III edycja rajdu rowerowego Szlakiem Polskich Granic - relacja
Zgodnie planem w dniu 28 maja 2012 r. z Ketrzyna wystartowała III edycja rajdu rowerowego „Szlakiem Polskich Granic”. Po krótkim spotkaniu z dowództwem W-MOSG oraz kolegami z Olsztyńskiej Grupy Wojewódzkiej IPA w osobie Prezesa Adama Ostrowskiego i Przewodniczącego Regionu IPA Kętrzyn Marcina Piechotę - funkcjonariusze Policji, Straży Granicznej oraz jedna przedstawicielka służby zdrowia w asyście samochodów służbowych Straży Granicznej i Policji w Kętrzynie ruszyli w trasę ulicami miasta.

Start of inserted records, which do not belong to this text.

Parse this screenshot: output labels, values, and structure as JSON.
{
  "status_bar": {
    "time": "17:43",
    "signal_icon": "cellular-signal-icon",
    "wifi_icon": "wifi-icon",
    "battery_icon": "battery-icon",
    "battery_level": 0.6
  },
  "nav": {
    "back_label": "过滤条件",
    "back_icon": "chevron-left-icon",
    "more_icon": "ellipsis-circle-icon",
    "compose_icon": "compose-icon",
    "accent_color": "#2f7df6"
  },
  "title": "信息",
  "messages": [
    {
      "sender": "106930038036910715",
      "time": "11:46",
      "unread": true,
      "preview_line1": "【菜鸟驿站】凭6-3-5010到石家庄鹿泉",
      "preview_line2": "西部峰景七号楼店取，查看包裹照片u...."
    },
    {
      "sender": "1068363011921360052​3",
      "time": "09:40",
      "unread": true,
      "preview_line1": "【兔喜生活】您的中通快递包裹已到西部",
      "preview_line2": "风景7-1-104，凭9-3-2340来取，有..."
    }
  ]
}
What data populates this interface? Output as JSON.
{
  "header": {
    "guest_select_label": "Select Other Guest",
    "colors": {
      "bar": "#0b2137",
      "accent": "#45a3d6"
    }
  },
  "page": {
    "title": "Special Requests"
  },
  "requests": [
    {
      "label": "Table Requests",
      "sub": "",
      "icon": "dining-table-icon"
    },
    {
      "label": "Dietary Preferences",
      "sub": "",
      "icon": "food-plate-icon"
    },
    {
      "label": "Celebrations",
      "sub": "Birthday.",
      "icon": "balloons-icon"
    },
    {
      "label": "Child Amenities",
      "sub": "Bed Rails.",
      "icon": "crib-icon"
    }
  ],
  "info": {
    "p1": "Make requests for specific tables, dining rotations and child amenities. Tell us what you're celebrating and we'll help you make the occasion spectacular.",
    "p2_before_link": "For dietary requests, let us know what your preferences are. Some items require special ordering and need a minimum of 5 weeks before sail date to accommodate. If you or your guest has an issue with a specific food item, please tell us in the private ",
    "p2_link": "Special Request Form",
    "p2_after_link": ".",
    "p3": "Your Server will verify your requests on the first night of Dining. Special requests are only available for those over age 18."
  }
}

Trasa prowadziła przez wiele przepięknych miejscowości takie jak Podgrodzie nazywane przez okolicznych mieszkańców „Wioską Dzieci” ponieważ w latach sześćdziesiątych i siedemdziesiątych ubiegłego stulecia w tej niewielkiej miejscowości rodziło się około sześćdziesięcioro dzieci miesięcznie.
Pierwszy dzień rajdu po około 140 km w bezwietrznej i słonecznej pogodzie zakończył się we Fromborku.
Drugi dzień rajdu powitał uczestników porannym słońcem napawając optymizmem przed dalszą podróżą. Po zwiedzeniu miasta, w którym swoją siedzibę miał Mikołaj Kopernik uczestnicy ruszyli dalej kierując się w stronę Gdańska. Po przejechaniu około 110 km dotarliśmy w późnych godzinach popołudniowych bardzo zmęczeni ale i dumni, że pomimo niesprzyjających warunków pogodowych szczęśliwie pokonaliśmy zaplanowaną na ten dzień trasę.
Trzeci dzień rajdu „zaprawieni w boju”(czytaj walce z wiatrem) rozpoczęliśmy przejazdem ulicami Gdańska, by następnie ścieżką rowerową prowadzącą nad samym brzegiem morza przejechać przez Sopot i Gdynię. Piękne polskie morze oraz ciekawostki przyrodnicze i architektoniczne nadmorskich miejscowości rekompensowały niesprzyjające warunki atmosferyczne. Po przejechaniu około 110 km uczestnicy zakończyli w gospodarstwie agroturystycznym znajdującym się na przedmieściach Łeby.
Czwarty dzień rajdu to Słupsk i Ustka, która pomimo tego, że przywitała nas deszczem i wiatrem zapierała dech w piersiach swoim urokiem. Niestety warunki pogodowe uniemożliwiły dalszy etap podróży na rowerach.
Piąty dzień rajdu to tylko 20 km z Unieścia do Koszalina zakończył się w Centralnym Ośrodku Szkolenia Straży Granicznej w Koszalinie. W siedzibie Ośrodka z uczestnikami rajdu spotkał się Komendant tejże jednostki organizacyjnej Straży Granicznej.
Uczestnicy pomimo zmęczenia już w drodze powrotnej do domu planowali przyszłoroczną, IV już edycję rajdu, na którą wszystkich chętnych serdecznie zapraszamy.
Dziękujemy wszystkim tym, którzy poświęcając swój czas pomogli nam w organizacji naszego rajdu oraz znaleźli czas na spotkanie z nami. Ideę motta naszego Stowarzyszenia czuło się w każdej sytuacji. Tegoroczna trasa rajdu liczyła 530 km (rowerem pokonaliśmy 450 km, spędzając w siodełku łącznie 20 godzin i 35 min).